Facto: Com a vergonhosa derrota consentida em Aveiro perante a Albânia, a seleção portuguesa alcançou alguns recordes. Este foi o quinquagésimo jogo da "seleção das quinas" em qualificações para Campeonatos da Europa na condição de visitado. Ademais, nos últimos três jogos de estreia para Europeus (2008, 2012 e 2016) Portugal nunca venceu (somou dois empates e uma derrota). A ausência de Cristiano Ronaldo fez com que a estrela do Real Madrid CF falhasse o seu vigésimo segundo encontro desde a estreia pela equipa principal lusa em 2003. Por fim, a última derrota caseira de Portugal em jogos oficiais é datada de setembro de 2008 (derrota por 3-2 em Alvalade frente à Dinamarca).

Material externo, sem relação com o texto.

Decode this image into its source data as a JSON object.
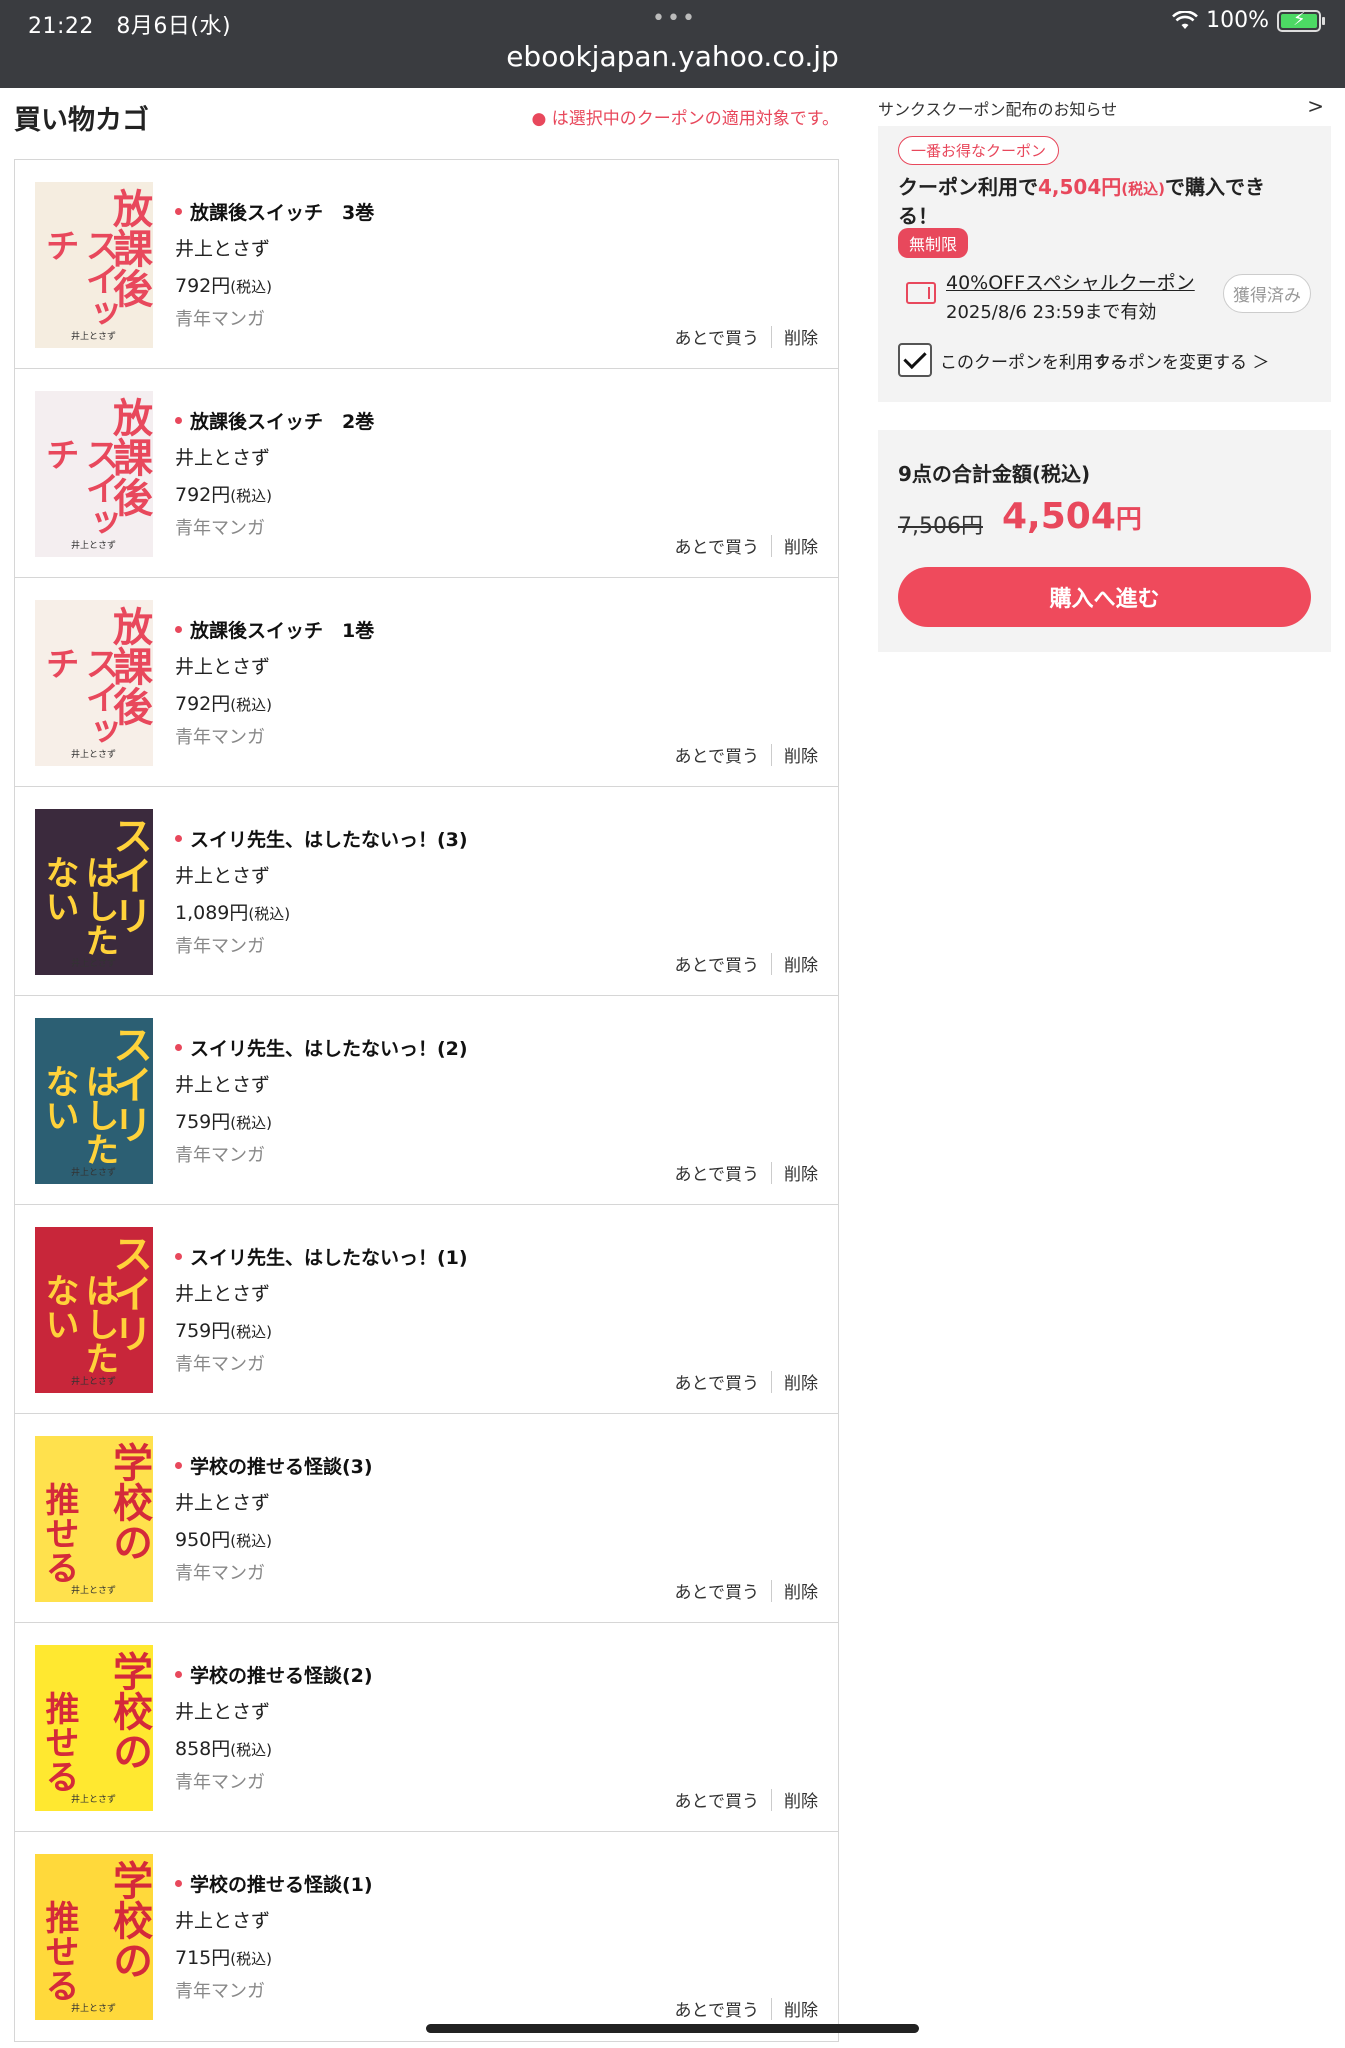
{
  "status_bar": {
    "time": "21:22",
    "date": "8月6日(水)",
    "dots": "•••",
    "battery": "100%",
    "battery_level": 1.0,
    "url": "ebookjapan.yahoo.co.jp"
  },
  "cart": {
    "title": "買い物カゴ",
    "coupon_note": "● は選択中のクーポンの適用対象です。",
    "action_later": "あとで買う",
    "action_delete": "削除",
    "tax_suffix": "(税込)",
    "items": [
      {
        "title": "放課後スイッチ　3巻",
        "author": "井上とさず",
        "price": "792円",
        "genre": "青年マンガ",
        "cover_t1": "放課後",
        "cover_t2": "スイッチ",
        "cover_bg": "#f5ede0",
        "cover_fg": "#e8485c"
      },
      {
        "title": "放課後スイッチ　2巻",
        "author": "井上とさず",
        "price": "792円",
        "genre": "青年マンガ",
        "cover_t1": "放課後",
        "cover_t2": "スイッチ",
        "cover_bg": "#f4eef0",
        "cover_fg": "#e8485c"
      },
      {
        "title": "放課後スイッチ　1巻",
        "author": "井上とさず",
        "price": "792円",
        "genre": "青年マンガ",
        "cover_t1": "放課後",
        "cover_t2": "スイッチ",
        "cover_bg": "#f7efe8",
        "cover_fg": "#e8485c"
      },
      {
        "title": "スイリ先生、はしたないっ！(3)",
        "author": "井上とさず",
        "price": "1,089円",
        "genre": "青年マンガ",
        "cover_t1": "スイリ",
        "cover_t2": "はしたない",
        "cover_bg": "#3b2a3d",
        "cover_fg": "#ffd23a"
      },
      {
        "title": "スイリ先生、はしたないっ！(2)",
        "author": "井上とさず",
        "price": "759円",
        "genre": "青年マンガ",
        "cover_t1": "スイリ",
        "cover_t2": "はしたない",
        "cover_bg": "#2c5f73",
        "cover_fg": "#ffd23a"
      },
      {
        "title": "スイリ先生、はしたないっ！(1)",
        "author": "井上とさず",
        "price": "759円",
        "genre": "青年マンガ",
        "cover_t1": "スイリ",
        "cover_t2": "はしたない",
        "cover_bg": "#c8263a",
        "cover_fg": "#ffd23a"
      },
      {
        "title": "学校の推せる怪談(3)",
        "author": "井上とさず",
        "price": "950円",
        "genre": "青年マンガ",
        "cover_t1": "学校の",
        "cover_t2": "推せる",
        "cover_bg": "#ffe14d",
        "cover_fg": "#d42a3a"
      },
      {
        "title": "学校の推せる怪談(2)",
        "author": "井上とさず",
        "price": "858円",
        "genre": "青年マンガ",
        "cover_t1": "学校の",
        "cover_t2": "推せる",
        "cover_bg": "#ffe830",
        "cover_fg": "#d42a3a"
      },
      {
        "title": "学校の推せる怪談(1)",
        "author": "井上とさず",
        "price": "715円",
        "genre": "青年マンガ",
        "cover_t1": "学校の",
        "cover_t2": "推せる",
        "cover_bg": "#ffd93b",
        "cover_fg": "#d42a3a"
      }
    ]
  },
  "sidebar": {
    "notice": "サンクスクーポン配布のお知らせ",
    "notice_chevron": ">",
    "coupon": {
      "badge": "一番お得なクーポン",
      "headline_pre": "クーポン利用で",
      "headline_price": "4,504円",
      "headline_tax": "(税込)",
      "headline_post": "で購入できる！",
      "unlimited": "無制限",
      "name": "40%OFFスペシャルクーポン",
      "expiry": "2025/8/6 23:59まで有効",
      "acquired": "獲得済み",
      "use_label": "このクーポンを利用する",
      "change_link": "クーポンを変更する ＞"
    },
    "total": {
      "label": "9点の合計金額(税込)",
      "original": "7,506円",
      "final_amount": "4,504",
      "final_unit": "円",
      "buy_button": "購入へ進む"
    }
  },
  "colors": {
    "accent": "#e8485c",
    "statusbar_bg": "#3a3c40",
    "panel_bg": "#f3f3f3"
  }
}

Equipa da Semana (3-5-2): Antonis Georgallides (Chipre); Leonardo Bonucci (Itália), Nicolas N'Koulou (Camarões) e Lorik Cana (Albânia); Aiden McGeady (República da Irlanda), Ángel Di María (Argentina), David Silva (Espanha), Gareth Bale (País de Gales) e Yacine Brahimi (Argélia); Robert Lewandowski (Polónia) e Thomas Müller (Alemanha)

Frase: «Foi uma decisão difícil para mim. Queria deixar a seleção, mas o Conte veio e pediu-me ajuda. Estou feliz por o poder fazer, espero que corra bem» - Andrea Pirlo, jogador da Juventus FC, sobre o seu retorno à seleção italiana após reconsiderar a sua opção inicial.